INoEA 2025 7th International Conference on Esophageal Atresia & 11th International PAAFIS Symposium & Aerodigestive Society Meeting

Background: Neonates with congenital diaphragmatic hernia (CDH) experience significant morbidity and mortality. The treatment methods, along with prenatal and postnatal factors, are believed to impact outcomes. However, data from developing countries are scarce.

Aim: This study aimed to examine the management and outcomes of CDH and identify prenatal and postnatal factors that affect survival.

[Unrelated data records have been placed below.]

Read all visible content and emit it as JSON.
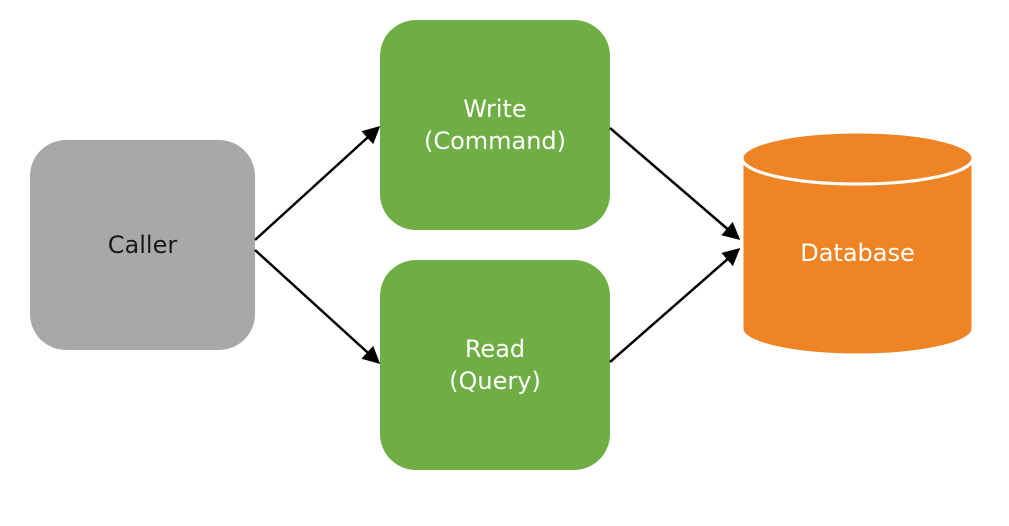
{
  "diagram": {
    "caller": {
      "label": "Caller"
    },
    "write": {
      "line1": "Write",
      "line2": "(Command)"
    },
    "read": {
      "line1": "Read",
      "line2": "(Query)"
    },
    "database": {
      "label": "Database"
    }
  },
  "colors": {
    "grey": "#a8a8a8",
    "green": "#6fae44",
    "orange": "#EE8423",
    "text_dark": "#191919",
    "text_light": "#ffffff",
    "arrow": "#000000"
  }
}
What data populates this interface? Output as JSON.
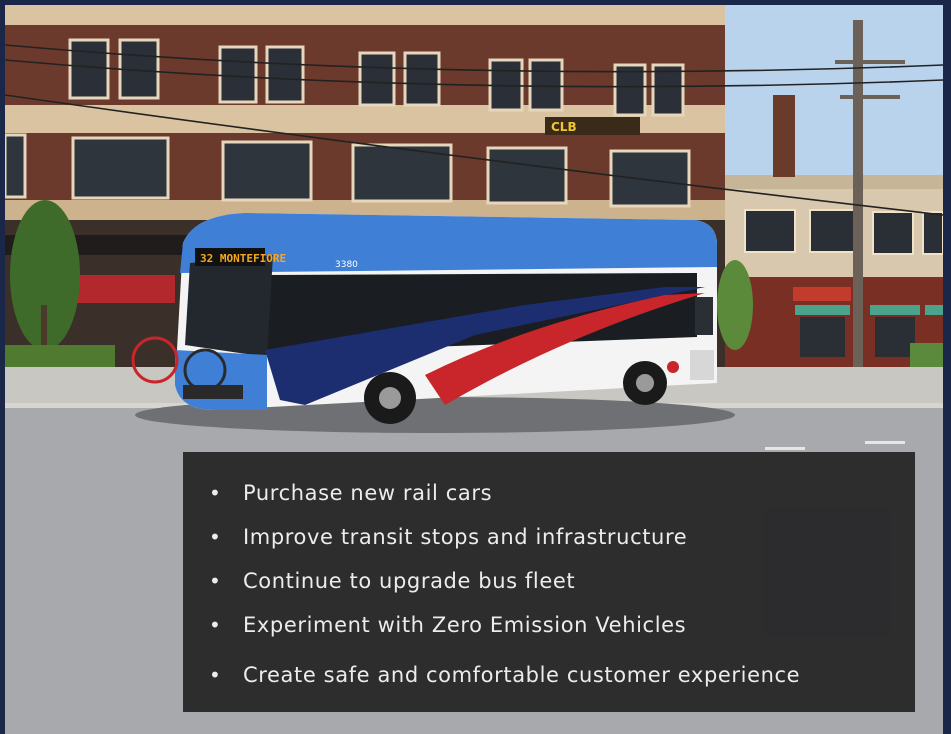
{
  "slide": {
    "bullets": [
      "Purchase new rail cars",
      "Improve transit stops and infrastructure",
      "Continue to upgrade bus fleet",
      "Experiment with Zero Emission Vehicles",
      "Create safe and comfortable customer experience"
    ]
  },
  "photo": {
    "subject": "city transit bus in front of brick buildings",
    "bus_destination_sign": "32 MONTEFIORE",
    "bus_number": "3380",
    "building_sign": "CLB"
  },
  "colors": {
    "frame": "#1a2748",
    "panel": "#18181a",
    "bus_blue": "#3f7fd6",
    "bus_red": "#c8262b",
    "bus_navy": "#1d2e70",
    "brick": "#6b3a2c",
    "sky": "#a9c9e8"
  }
}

Material and Methods: A retrospective review was conducted on neonates with CDH admitted to Fattouma Bourguiba University Hospital from January 2010 to December 2023. The study included demographic data, prenatal and postnatal factors, birth details, management strategies, and outcomes. Survival rates were the primary outcome measure.

Results: A total of 51 patients with CDH were included in the study. Fifty-two percent were male, and 13.2% were premature. Antenatal diagnosis was made in 39.2% of cases at a mean gestational age of 29.1 weeks using ultrasound, with MRI in 29.4%. Hydramnios was present in 7 cases, and additional anomalies were found in 7 patients. All patients developed respiratory distress, and 57.9% required intubation. Right-sided CDH occurred in 21.6%, and left-sided in 78.4%. The diagnosis was established at a mean age of 9.6 hours. Eleven percent of patients died before surgery. Post-operative complications included nosocomial infections (69.7%), pneumothorax (42.4%), and pulmonary arterial hypertension (33.3%). The mortality rate was 39.2%. Six deaths occurred within the first 72 hours of life. A favorable Apgar score at 5 minutes (p = 0.02) and FiO2 <50% at 24 hours (p = 0.01) were significantly associated with survival.

Conclusion: The study highlights the high morbidity and mortality associated with CDH in neonates. Early diagnosis, favorable Apgar scores, and oxygen management significantly improve survival outcomes.